The surprise announcement this morning from Artemis, Francois Pinault’s holding company, that an outsider has been named CEO suggests some important changes in the recovering auction market.
The first change is that Steven Murphy comes from the media business. Until last year, Murphy ran Rodale, the family-owned magazine and book publishing empire based in rural Pennsylvania. There Murphy was instrumental in helping the family remake the business. When he left, the family took direct control of the company.
Assuming that Murphy’s media experience is a tell for Artemis’s future plans is probably a mistake. It seems likely that Murphy has been hired more because of his experience in helping a private company remake a business. Christie’s is very much a business that is governed by the somewhat different rules of private ownership.
Secondly, it has often been discussed that Pinault would like to see Christie’s generate a better return on Artemis’s investment. Though the company’s numbers are not released, the overall pattern of the art market these last several years has forced both auction houses to generate their best profits from guarantees on the top lots. When that business ended because of the credit collapse in September 2008, Christie’s and Sotheby’s were both forced to dramatically cut costs, increase private sales and wonder where the future global art market would lie. For nearly a year, there were sustained fears that the art market would like dormant for several years as it had in the early 1990s after the last art boom. To the surprise of almost everyone, the art market has proved resilient, especially at the top.
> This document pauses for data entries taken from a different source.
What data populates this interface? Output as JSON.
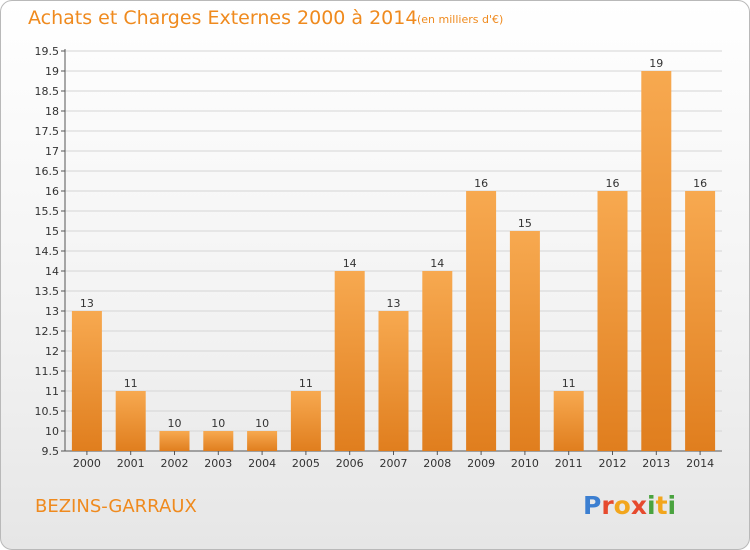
{
  "header": {
    "title": "Achats et Charges Externes 2000 à 2014",
    "subtitle": "(en milliers d'€)"
  },
  "footer": {
    "commune": "BEZINS-GARRAUX",
    "logo_letters": [
      "P",
      "r",
      "o",
      "x",
      "i",
      "t",
      "i"
    ],
    "logo_colors": [
      "#3c7fd1",
      "#e64a2e",
      "#f2a61d",
      "#e64a2e",
      "#4aa33f",
      "#f2a61d",
      "#4aa33f"
    ]
  },
  "colors": {
    "bar_light": "#f7a950",
    "bar_dark": "#e07e1e",
    "title": "#ef8a1e",
    "grid": "#d5d5d5"
  },
  "chart_data": {
    "type": "bar",
    "title": "Achats et Charges Externes 2000 à 2014",
    "subtitle": "(en milliers d'€)",
    "xlabel": "",
    "ylabel": "",
    "categories": [
      "2000",
      "2001",
      "2002",
      "2003",
      "2004",
      "2005",
      "2006",
      "2007",
      "2008",
      "2009",
      "2010",
      "2011",
      "2012",
      "2013",
      "2014"
    ],
    "values": [
      13,
      11,
      10,
      10,
      10,
      11,
      14,
      13,
      14,
      16,
      15,
      11,
      16,
      19,
      16
    ],
    "data_labels": [
      "13",
      "11",
      "10",
      "10",
      "10",
      "11",
      "14",
      "13",
      "14",
      "16",
      "15",
      "11",
      "16",
      "19",
      "16"
    ],
    "ylim": [
      9.5,
      19.5
    ],
    "yticks": [
      9.5,
      10,
      10.5,
      11,
      11.5,
      12,
      12.5,
      13,
      13.5,
      14,
      14.5,
      15,
      15.5,
      16,
      16.5,
      17,
      17.5,
      18,
      18.5,
      19,
      19.5
    ],
    "ytick_labels": [
      "9.5",
      "10",
      "10.5",
      "11",
      "11.5",
      "12",
      "12.5",
      "13",
      "13.5",
      "14",
      "14.5",
      "15",
      "15.5",
      "16",
      "16.5",
      "17",
      "17.5",
      "18",
      "18.5",
      "19",
      "19.5"
    ],
    "grid": true,
    "legend": "none"
  }
}
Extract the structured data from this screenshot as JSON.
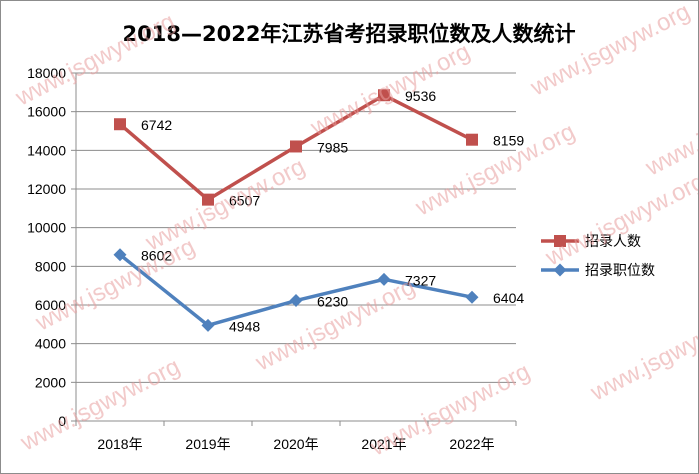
{
  "chart_data": {
    "type": "line",
    "title": "2018—2022年江苏省考招录职位数及人数统计",
    "categories": [
      "2018年",
      "2019年",
      "2020年",
      "2021年",
      "2022年"
    ],
    "ylim": [
      0,
      18000
    ],
    "yticks": [
      0,
      2000,
      4000,
      6000,
      8000,
      10000,
      12000,
      14000,
      16000,
      18000
    ],
    "grid": true,
    "legend_position": "right",
    "series": [
      {
        "name": "招录人数",
        "plot_values": [
          15350,
          11450,
          14200,
          16850,
          14550
        ],
        "labels": [
          "6742",
          "6507",
          "7985",
          "9536",
          "8159"
        ],
        "color": "#c0504d",
        "marker": "square"
      },
      {
        "name": "招录职位数",
        "plot_values": [
          8602,
          4948,
          6230,
          7327,
          6404
        ],
        "labels": [
          "8602",
          "4948",
          "6230",
          "7327",
          "6404"
        ],
        "color": "#4f81bd",
        "marker": "diamond"
      }
    ]
  },
  "watermark": "www.jsgwyw.org"
}
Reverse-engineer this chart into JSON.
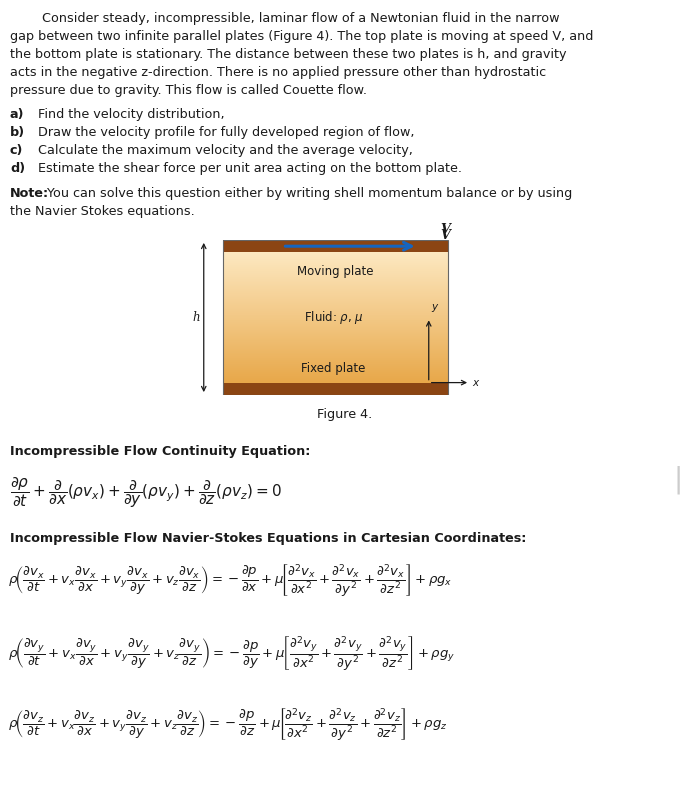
{
  "bg_color": "#ffffff",
  "page_width": 6.9,
  "page_height": 7.9,
  "paragraph_line1": "        Consider steady, incompressible, laminar flow of a Newtonian fluid in the narrow",
  "paragraph_line2": "gap between two infinite parallel plates (Figure 4). The top plate is moving at speed V, and",
  "paragraph_line3": "the bottom plate is stationary. The distance between these two plates is h, and gravity",
  "paragraph_line4": "acts in the negative z-direction. There is no applied pressure other than hydrostatic",
  "paragraph_line5": "pressure due to gravity. This flow is called Couette flow.",
  "items": [
    [
      "a)",
      "Find the velocity distribution,"
    ],
    [
      "b)",
      "Draw the velocity profile for fully developed region of flow,"
    ],
    [
      "c)",
      "Calculate the maximum velocity and the average velocity,"
    ],
    [
      "d)",
      "Estimate the shear force per unit area acting on the bottom plate."
    ]
  ],
  "note_bold": "Note:",
  "note_rest": " You can solve this question either by writing shell momentum balance or by using",
  "note_line2": "the Navier Stokes equations.",
  "figure_caption": "Figure 4.",
  "moving_label": "Moving plate",
  "fluid_label": "Fluid: ",
  "fixed_label": "Fixed plate",
  "h_label": "h",
  "V_label": "V",
  "section1": "Incompressible Flow Continuity Equation:",
  "section2": "Incompressible Flow Navier-Stokes Equations in Cartesian Coordinates:",
  "plate_fill": "#f5c98a",
  "plate_fill_light": "#fde8c0",
  "plate_dark": "#8b4513",
  "arrow_blue": "#1565c0",
  "text_color": "#1a1a1a",
  "fs_body": 9.2,
  "fs_bold": 9.2,
  "fs_eq": 8.8,
  "fs_small": 8.5
}
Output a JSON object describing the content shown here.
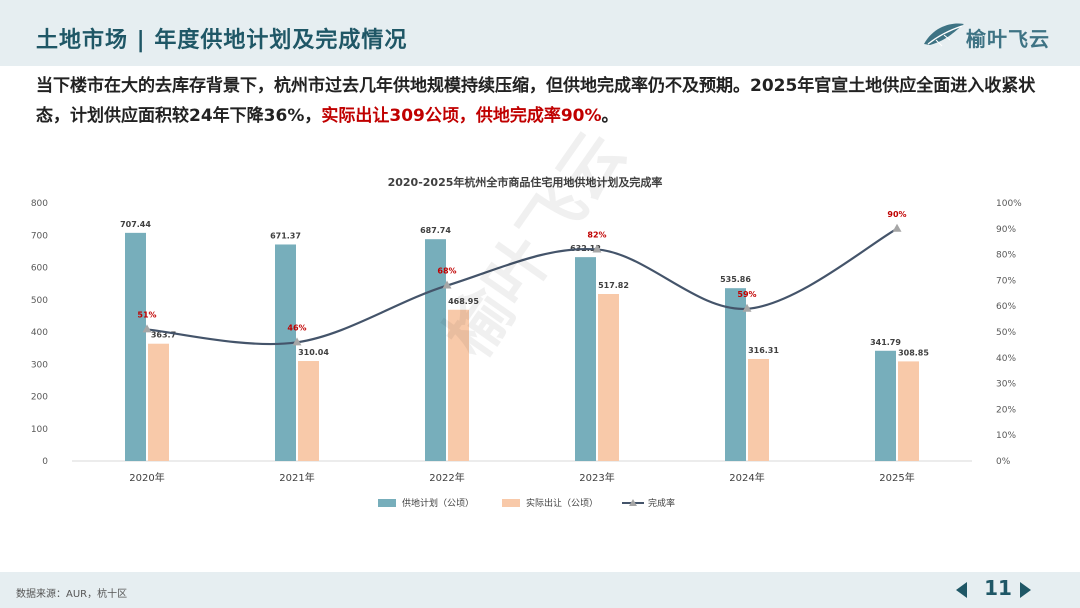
{
  "header": {
    "title": "土地市场 | 年度供地计划及完成情况",
    "logo_text": "榆叶飞云"
  },
  "summary": {
    "part1": "当下楼市在大的去库存背景下，杭州市过去几年供地规模持续压缩，但供地完成率仍不及预期。2025年官宣土地供应全面进入收紧状态，计划供应面积较24年下降36%，",
    "highlight": "实际出让309公顷，供地完成率90%",
    "part2": "。"
  },
  "watermark": "榆叶飞云",
  "footer": {
    "source": "数据来源：AUR，杭十区",
    "page_number": "11"
  },
  "colors": {
    "plan_bar": "#77aebb",
    "actual_bar": "#f8c9a9",
    "rate_line": "#44546a",
    "rate_marker": "#a6a6a6",
    "rate_label": "#c00000",
    "accent_dark": "#1f5766",
    "header_bg": "#e6eef1"
  },
  "chart_data": {
    "type": "bar+line",
    "title": "2020-2025年杭州全市商品住宅用地供地计划及完成率",
    "categories": [
      "2020年",
      "2021年",
      "2022年",
      "2023年",
      "2024年",
      "2025年"
    ],
    "series": [
      {
        "name": "供地计划（公顷）",
        "type": "bar",
        "axis": "left",
        "values": [
          707.44,
          671.37,
          687.74,
          632.12,
          535.86,
          341.79
        ],
        "labels": [
          "707.44",
          "671.37",
          "687.74",
          "632.12",
          "535.86",
          "341.79"
        ]
      },
      {
        "name": "实际出让（公顷）",
        "type": "bar",
        "axis": "left",
        "values": [
          363.7,
          310.04,
          468.95,
          517.82,
          316.31,
          308.85
        ],
        "labels": [
          "363.7",
          "310.04",
          "468.95",
          "517.82",
          "316.31",
          "308.85"
        ]
      },
      {
        "name": "完成率",
        "type": "line",
        "axis": "right",
        "values": [
          51,
          46,
          68,
          82,
          59,
          90
        ],
        "labels": [
          "51%",
          "46%",
          "68%",
          "82%",
          "59%",
          "90%"
        ]
      }
    ],
    "ylim_left": [
      0,
      800
    ],
    "yticks_left": [
      "0",
      "100",
      "200",
      "300",
      "400",
      "500",
      "600",
      "700",
      "800"
    ],
    "ylim_right": [
      0,
      100
    ],
    "yticks_right": [
      "0%",
      "10%",
      "20%",
      "30%",
      "40%",
      "50%",
      "60%",
      "70%",
      "80%",
      "90%",
      "100%"
    ],
    "legend_position": "bottom",
    "grid": false
  }
}
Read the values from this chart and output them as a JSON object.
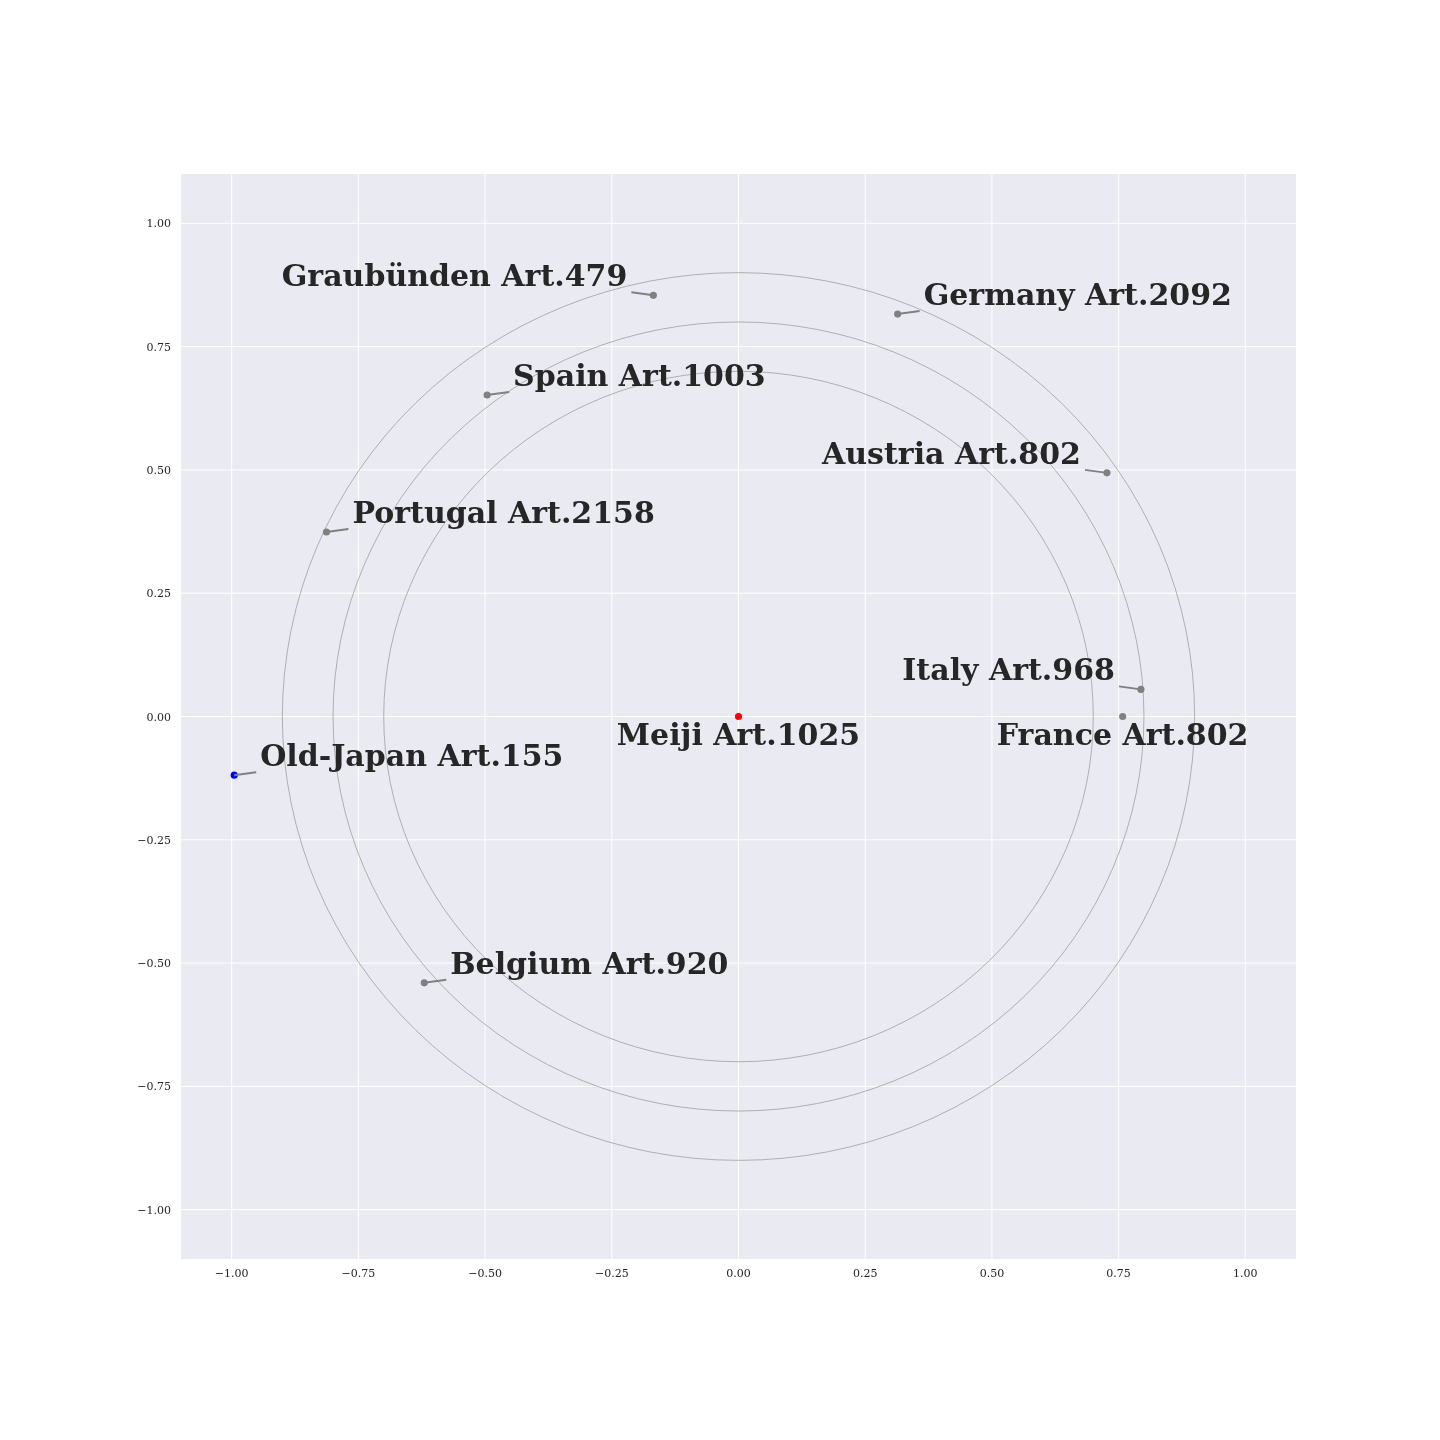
{
  "chart_data": {
    "type": "scatter",
    "xlim": [
      -1.1,
      1.1
    ],
    "ylim": [
      -1.1,
      1.1
    ],
    "xticks": [
      {
        "value": -1,
        "label": "−1.00"
      },
      {
        "value": -0.75,
        "label": "−0.75"
      },
      {
        "value": -0.5,
        "label": "−0.50"
      },
      {
        "value": -0.25,
        "label": "−0.25"
      },
      {
        "value": 0,
        "label": "0.00"
      },
      {
        "value": 0.25,
        "label": "0.25"
      },
      {
        "value": 0.5,
        "label": "0.50"
      },
      {
        "value": 0.75,
        "label": "0.75"
      },
      {
        "value": 1,
        "label": "1.00"
      }
    ],
    "yticks": [
      {
        "value": -1,
        "label": "−1.00"
      },
      {
        "value": -0.75,
        "label": "−0.75"
      },
      {
        "value": -0.5,
        "label": "−0.50"
      },
      {
        "value": -0.25,
        "label": "−0.25"
      },
      {
        "value": 0,
        "label": "0.00"
      },
      {
        "value": 0.25,
        "label": "0.25"
      },
      {
        "value": 0.5,
        "label": "0.50"
      },
      {
        "value": 0.75,
        "label": "0.75"
      },
      {
        "value": 1,
        "label": "1.00"
      }
    ],
    "grid": true,
    "marker": "circle",
    "series": [
      {
        "x": [
          -0.168,
          0.314,
          -0.496,
          0.727,
          -0.813,
          0.794,
          0.758,
          0,
          -0.995,
          -0.62
        ],
        "values": [
          0.854,
          0.816,
          0.652,
          0.494,
          0.374,
          0.055,
          0,
          0,
          -0.119,
          -0.54
        ],
        "colors": [
          "#808080",
          "#808080",
          "#808080",
          "#808080",
          "#808080",
          "#808080",
          "#808080",
          "#ff0000",
          "#0000ff",
          "#808080"
        ]
      }
    ],
    "annotations": [
      {
        "text": "Graubünden Art.479",
        "x": -0.168,
        "y": 0.854
      },
      {
        "text": "Germany Art.2092",
        "x": 0.314,
        "y": 0.816
      },
      {
        "text": "Spain Art.1003",
        "x": -0.496,
        "y": 0.652
      },
      {
        "text": "Austria Art.802",
        "x": 0.727,
        "y": 0.494
      },
      {
        "text": "Portugal Art.2158",
        "x": -0.813,
        "y": 0.374
      },
      {
        "text": "Italy Art.968",
        "x": 0.794,
        "y": 0.055
      },
      {
        "text": "France Art.802",
        "x": 0.758,
        "y": 0
      },
      {
        "text": "Meiji Art.1025",
        "x": 0,
        "y": 0
      },
      {
        "text": "Old-Japan Art.155",
        "x": -0.995,
        "y": -0.119
      },
      {
        "text": "Belgium Art.920",
        "x": -0.62,
        "y": -0.54
      }
    ]
  }
}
Now well into what looks like a sustained recovery, Artemis would have a hard time looking at Christie’s with the expectation that growth can and will resume in the core business. So Murphy’s arrival suggests another round of trying to transform the auction house into something broader.
Several art buyers have already expressed concern that there will be a general blood letting and chaos at the Christie’s over the next few months. But it’s telling Edward Dolman will remain with the company. Artemis may need him there while Murphy learns the auction business. Or they might have needed to give Murphy the CEO title to satisfy him but expect him to work somewhere else in the business. Murphy has already told Lindsay Pollock that he plans to concentrate on growth in Asia and “developing other means of selling,” as Pollock paraphrases him.
Whatever his goals, the appointment opens the possibility for a possible truce between Sotheby’s and Christie’s in some of the more destructive competition for property and market share in the US and UK. The fight for a leg up in the so-called emerging markets will probably heat up though in Asia the playing field is larger and wider with many more competitors.
With the popularity of third-party guarantees and Christie’s renewed search for an evolutionary path to growth, Murphy’s appointment could mark a turning point in the expansion of the global art trade.